French President Francois Hollande has said on 13 January that 'it is intolerable' for French Jews to be assaulted over their 'religious choice' to wear kippahs (skull caps). The President's comments came after the head of the Jewish community in Marseille, France, urged the Jewish community to stop wearing kippahs following an anti-Semitic attack on a kippah-wearing teacher.
"It is intolerable that in our country citizens should feel so upset and under assault because of their religious choice that they would conclude that they have to hide," said Hollande. Several parents have reportedly advised their sons to swap kippahs with baseball hats out of fear of an attack, after the Jewish leader, Zvi Ammar, said: "Unfortunately for us, we are targeted. As soon as we are identified as Jewish we can be assaulted and even risk death."

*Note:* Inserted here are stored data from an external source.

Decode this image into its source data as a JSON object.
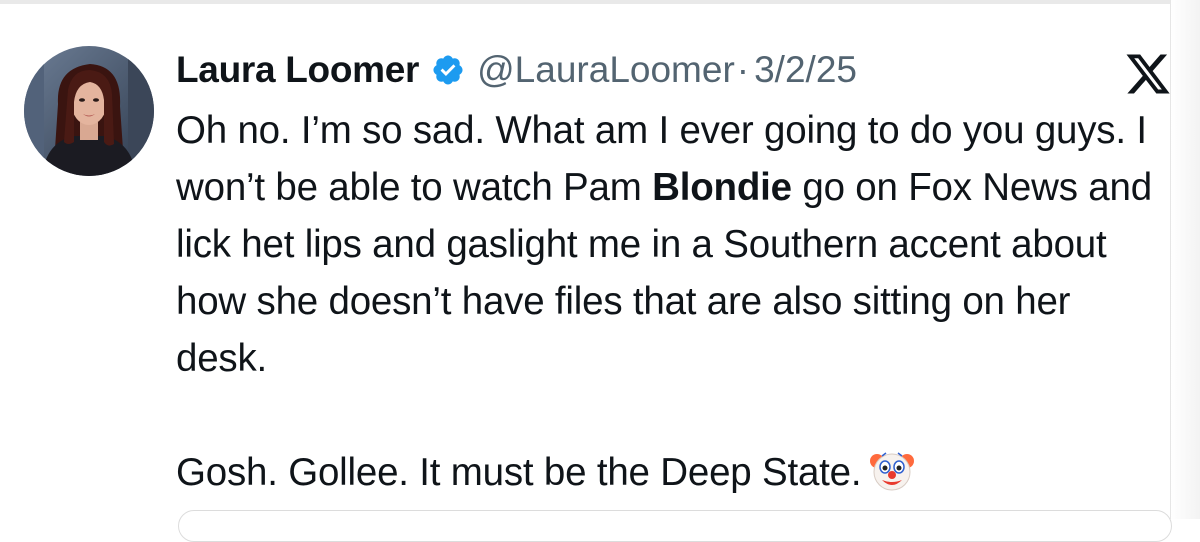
{
  "tweet": {
    "author_name": "Laura Loomer",
    "handle": "@LauraLoomer",
    "separator": "·",
    "date": "3/2/25",
    "verified_icon": "verified-badge-icon",
    "platform_icon": "x-logo-icon",
    "para1_part1": "Oh no. I’m so sad. What am I ever going to do you guys. I won’t be able to watch Pam ",
    "para1_bold": "Blondie",
    "para1_part2": " go on Fox News and lick het lips and gaslight me in a Southern accent about how she doesn’t have files that are also sitting on her desk.",
    "para2": "Gosh. Gollee. It must be the Deep State.",
    "emoji_icon": "clown-face-icon",
    "colors": {
      "verified": "#1d9bf0",
      "text": "#0f1419",
      "secondary": "#536471"
    }
  }
}
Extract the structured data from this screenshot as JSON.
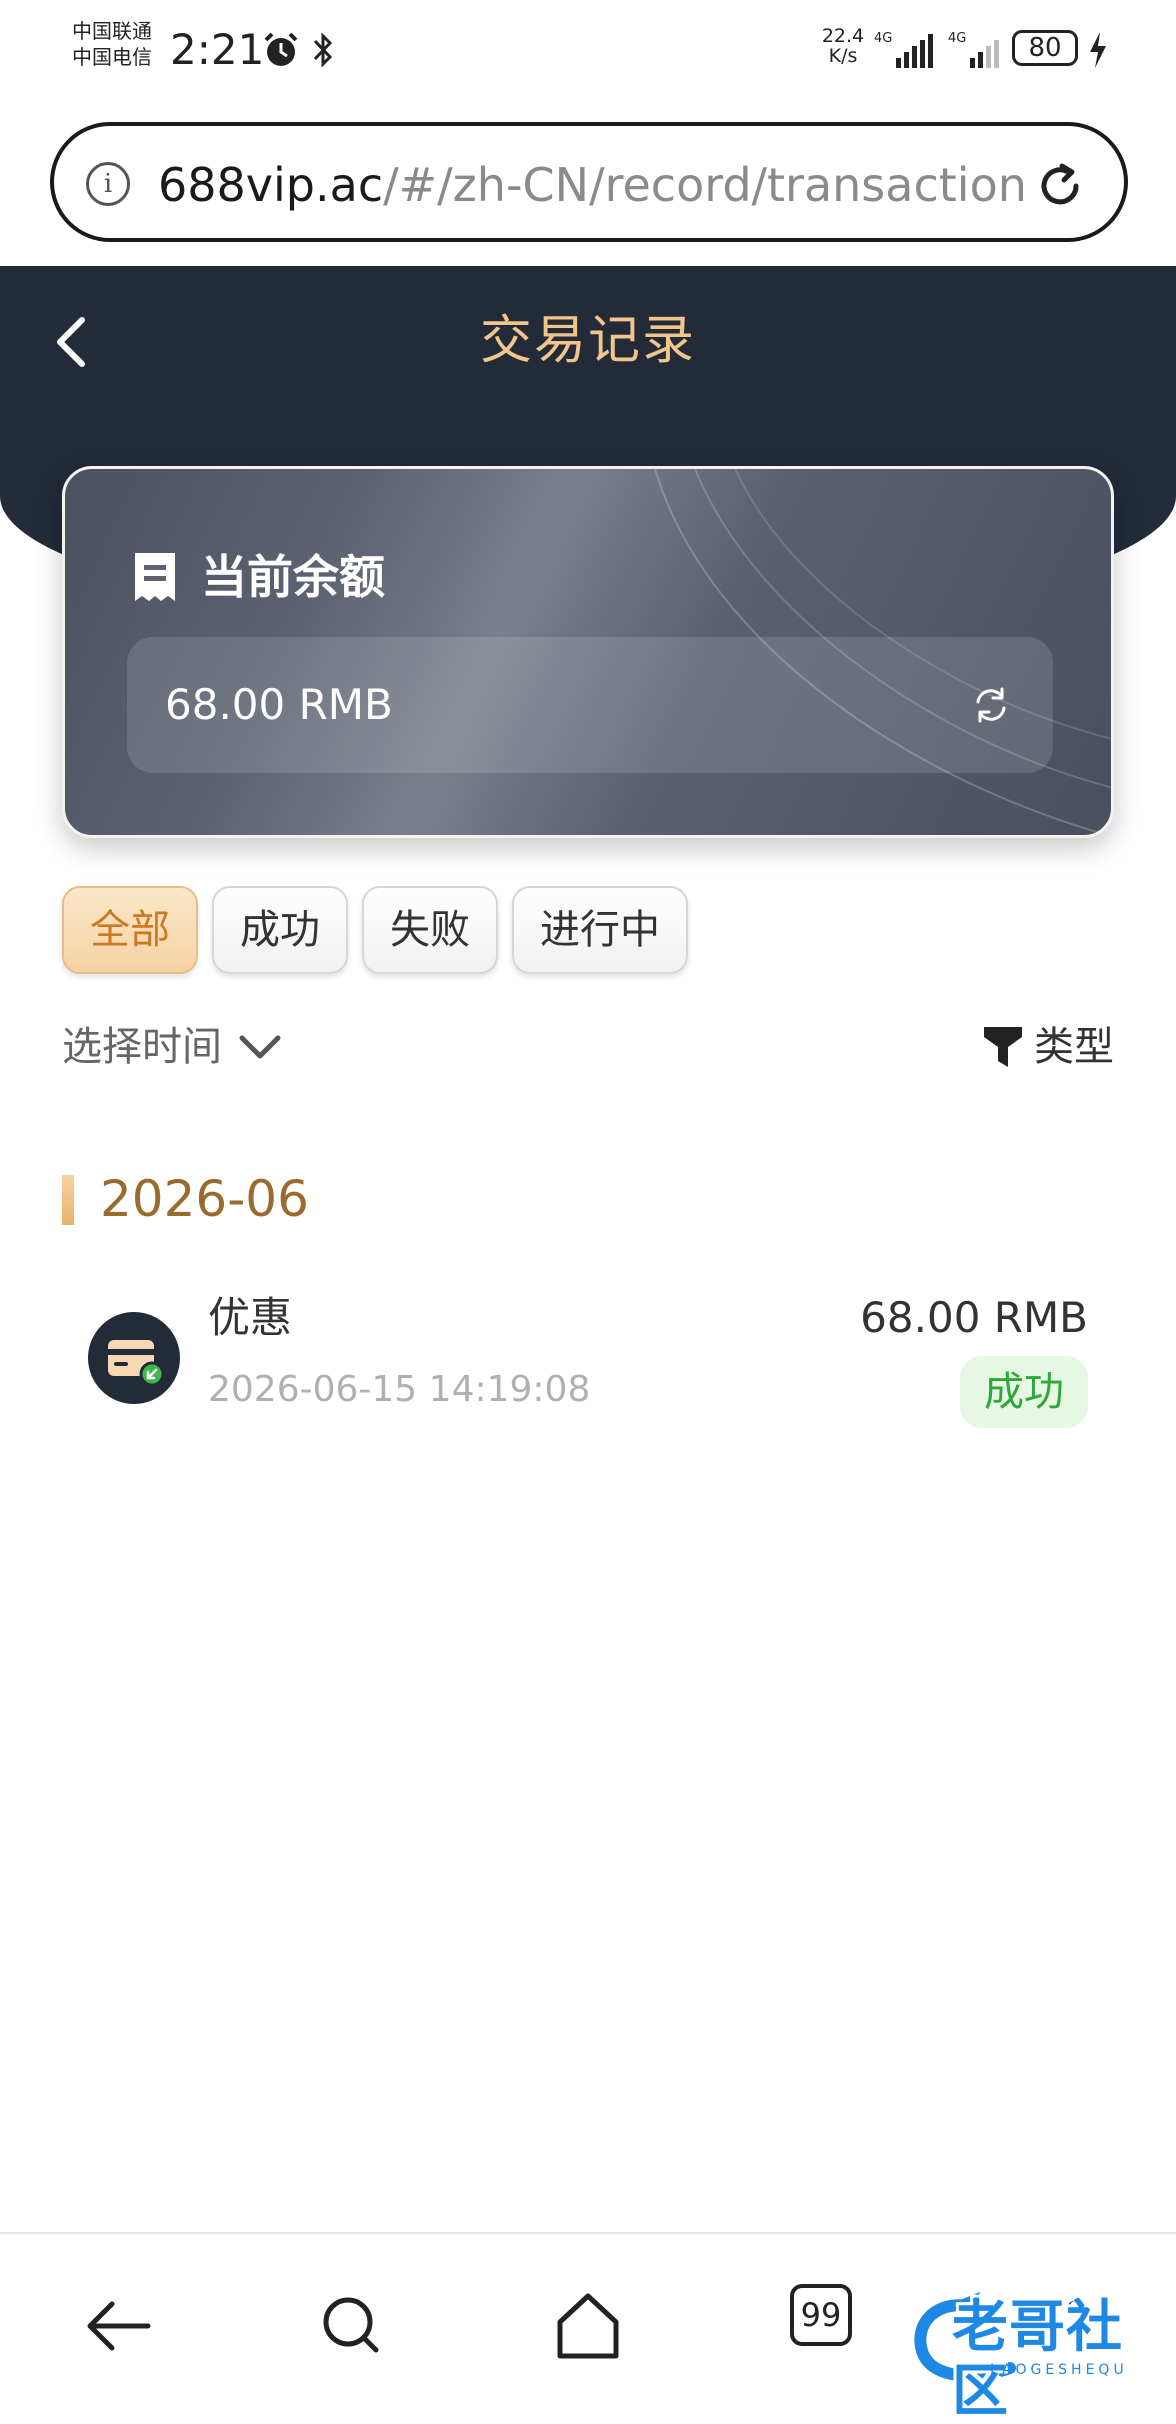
{
  "status_bar": {
    "carrier_1": "中国联通",
    "carrier_2": "中国电信",
    "time": "2:21",
    "net_speed_value": "22.4",
    "net_speed_unit": "K/s",
    "network_1": "4G",
    "network_2": "4G",
    "battery": "80",
    "icons": [
      "alarm-icon",
      "bluetooth-icon",
      "signal-icon",
      "charging-icon"
    ]
  },
  "browser": {
    "url_host": "688vip.ac",
    "url_path": "/#/zh-CN/record/transaction"
  },
  "header": {
    "title": "交易记录"
  },
  "balance_card": {
    "label": "当前余额",
    "value": "68.00 RMB"
  },
  "filters": {
    "tabs": [
      {
        "label": "全部",
        "active": true
      },
      {
        "label": "成功",
        "active": false
      },
      {
        "label": "失败",
        "active": false
      },
      {
        "label": "进行中",
        "active": false
      }
    ]
  },
  "toolbar": {
    "time_select_label": "选择时间",
    "type_filter_label": "类型"
  },
  "groups": [
    {
      "month": "2026-06",
      "transactions": [
        {
          "title": "优惠",
          "time": "2026-06-15 14:19:08",
          "amount": "68.00 RMB",
          "status": "成功"
        }
      ]
    }
  ],
  "bottom_nav": {
    "tabs_count": "99",
    "items": [
      "back-icon",
      "search-icon",
      "home-icon",
      "tabs-icon",
      "more-icon"
    ]
  },
  "watermark": {
    "text": "老哥社区",
    "sub": "LAOGESHEQU"
  },
  "colors": {
    "header_bg": "#232a38",
    "title_gold": "#f1c58c",
    "active_chip_bg": "#f6d3a5",
    "active_chip_text": "#cc7a22",
    "month_text": "#9a6a2e",
    "success_text": "#2fa83a",
    "success_bg": "#e6f7e4"
  }
}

One such parent, a 43-year-old Jewish mother in Marseille who has a 14-year-old son, said, reported AFP: "When I drop my children off at school, I have a pit in my stomach." The 15-year-old who carried out the attack on the kippah-wearing teacher had said he acted on behalf of the Islamic State (Isis) and he was "ashamed" that he failed to kill the 35-year-old teacher he had attacked. He has been charged with "attempted terrorist murder". "I had the feeling [the attacker] wanted to decapitate me," said Fabrice Labi, the teacher's lawyer, recounting what his client had told him.

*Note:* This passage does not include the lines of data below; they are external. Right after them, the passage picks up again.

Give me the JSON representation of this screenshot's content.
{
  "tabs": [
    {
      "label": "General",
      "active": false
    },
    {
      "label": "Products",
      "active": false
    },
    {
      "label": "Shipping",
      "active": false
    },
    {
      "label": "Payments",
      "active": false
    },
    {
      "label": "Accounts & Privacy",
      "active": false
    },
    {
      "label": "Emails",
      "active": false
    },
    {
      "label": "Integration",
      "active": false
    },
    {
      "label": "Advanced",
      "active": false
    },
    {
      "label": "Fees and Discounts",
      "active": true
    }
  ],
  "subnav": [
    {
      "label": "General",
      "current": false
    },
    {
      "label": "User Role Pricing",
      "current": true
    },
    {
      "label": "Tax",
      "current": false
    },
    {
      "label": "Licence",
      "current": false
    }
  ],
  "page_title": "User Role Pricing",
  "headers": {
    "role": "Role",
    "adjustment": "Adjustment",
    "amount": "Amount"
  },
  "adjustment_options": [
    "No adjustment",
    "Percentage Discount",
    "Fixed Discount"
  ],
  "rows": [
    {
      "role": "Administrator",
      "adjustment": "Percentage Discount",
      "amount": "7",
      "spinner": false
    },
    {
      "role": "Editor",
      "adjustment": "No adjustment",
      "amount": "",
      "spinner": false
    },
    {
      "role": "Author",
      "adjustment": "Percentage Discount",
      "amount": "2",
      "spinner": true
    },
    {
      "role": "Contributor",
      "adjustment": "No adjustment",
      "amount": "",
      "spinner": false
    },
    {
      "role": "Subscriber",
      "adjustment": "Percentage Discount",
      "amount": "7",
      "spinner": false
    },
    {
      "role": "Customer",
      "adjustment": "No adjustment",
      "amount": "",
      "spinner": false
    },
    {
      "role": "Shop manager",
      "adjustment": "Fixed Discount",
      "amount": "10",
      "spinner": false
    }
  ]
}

Education Minister Najat Vallaud-Belkacem, however, feels Ammar's statement on hiding the kippah was unnecessary. "It's certainly not the advice I would give, personally," said Vallaud-Belkacem. Hiding kippahs would be akin to employing a "defeatist attitude", said some of the national Jewish leaders. Meanwhile, several French politicians have spoken on the anti-Semitism issue in France with government spokesman Stephane Le Foll saying, "unfortunately [it] has gone on for too long and has taken new forms today."